Habertürk
    Takipde Kalın!
      Günlük gelişmeleri takip edebilmek için habertürk uygulamasını indirin

        SADECE köfte ve ekmekten ibaret olmayan hamburgerler konusunda geçen hafta yazmaya başlamıştık. Gurme hamburger deyince Ankara’da haklı bir isim yapan Franco Burger’in kapısını çaldım. Genelde işletmelerin açılış ve kuruluş hikayelerini yazarım ama bu defa farklı oldu. Markamız Ankara’nın ilk sokak lezzeti konseptiyle açılan hamburgercisidir ve 1 yıl önce diğer şubelerini kapatarak küçülme kararı alır. Kurucusu olan beyefendi işi bırakmayı ve tamamen kepenk kapatmayı düşünür. Bu arada devreye Ediz Bey ve ortağı müdür girer (müdür deyince espri zannettim ama gerçekten de bankada müdür olarak görev yapmaktadır). Ediz Bey ve ortağı finans sektöründe çalışan 2 arkadaştır. İşleri gereği işletmelerle, kredi durumlarıyla içli dışlı bir hayatları vardır. Yemeyi ve gezmeyi çok severler. Lezzetine bayıldıkları Franco Burger’in kapanacak olmasına çok üzülürler. Verilen onca emeğin heba olmasına gönülleri razı olmaz ve zaten içlerinde olan gastronomi aşkının peşinden giderler. Çayyolu Sarnıç AVM’deki işletmeyi devir alırlar. Önceleri iş çıkışı uğrayarak idare etmeye çalışırlar ancak bu işin içinde olanlar çok iyi bilir ki restoran işi bütün hayatınızı kaplayacak kadar geniş bir alana yayılır. Bizzat başında durmanız ve her şeyini takip etmeniz gerekir. Bu durumu yaşayarak tecrübe eden iki kafadar ortak, işten tamamen ayrılarak bütün enerjilerini restorana vermeye başlar. Restoran diyorum ama büyük bir mekan hayal etmeyin. Küçük bir dükkanda sokak lezzeti konseptiyle hizmet veriyorlar. Ortaklar ilk 3 ayı tamamen işi öğrenerek, öğrenmeye çalışarak geçirirler ama sonunda hem işi öğrenirler hem de bu işten keyif almaya başlarlar.

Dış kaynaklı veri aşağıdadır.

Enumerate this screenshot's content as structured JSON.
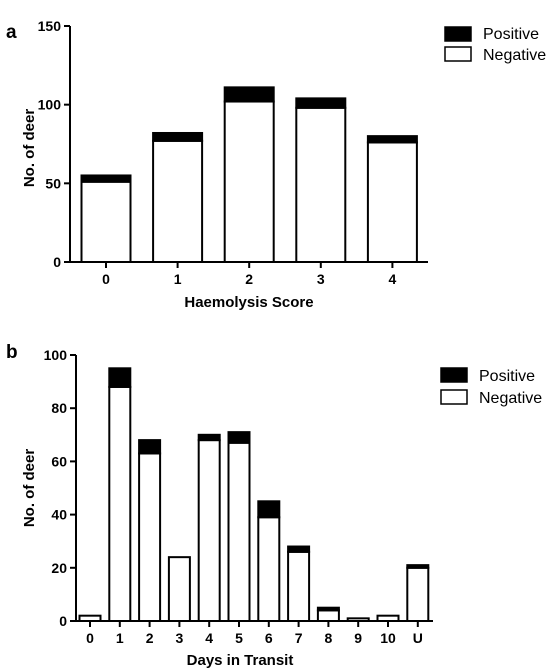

        KALİTESİ VE LEZZETİ

        Peki hamburgerin en önemli noktası nedir diye sorsam, ne dersiniz? Benim için en önemlisi et kalitesi ve lezzetidir. Şöyle hayal edince ağzım sulanmalı. İyi bir et çok fazla sos veya ekstra malzemeye ihtiyaç duymadan da lezzetlidir. Et kalitesi nedir? Hamburger köftesi; taze, yağsız olmayan ve sadece 1 defa çekilmiş kıymadan hazırlanmalı. Eti bir defa ve iri çekmek, kendi suyunun ve dolayısıyla lezzetinin içinde kalmasını sağlar. 2 defa çekilen kıymanın içerisine her şeyi koyabilirsiniz, kaldırır ama iri kıyma da bunu yapamazsınız. Şimdi aklınıza soğan, sarımsak, ekmek içi gelebilir ev usulü ama bir de sanayi tipi katkılar var ki kullanmayan işletmeleri alnından öpmek lazım. Kıymanın daha çok su tutmasını, hacminin yüzde 30 oranında artmasını sağlayan kimyasallar var. Neyse biz ağzımızın tadını bozan konuları geçelim.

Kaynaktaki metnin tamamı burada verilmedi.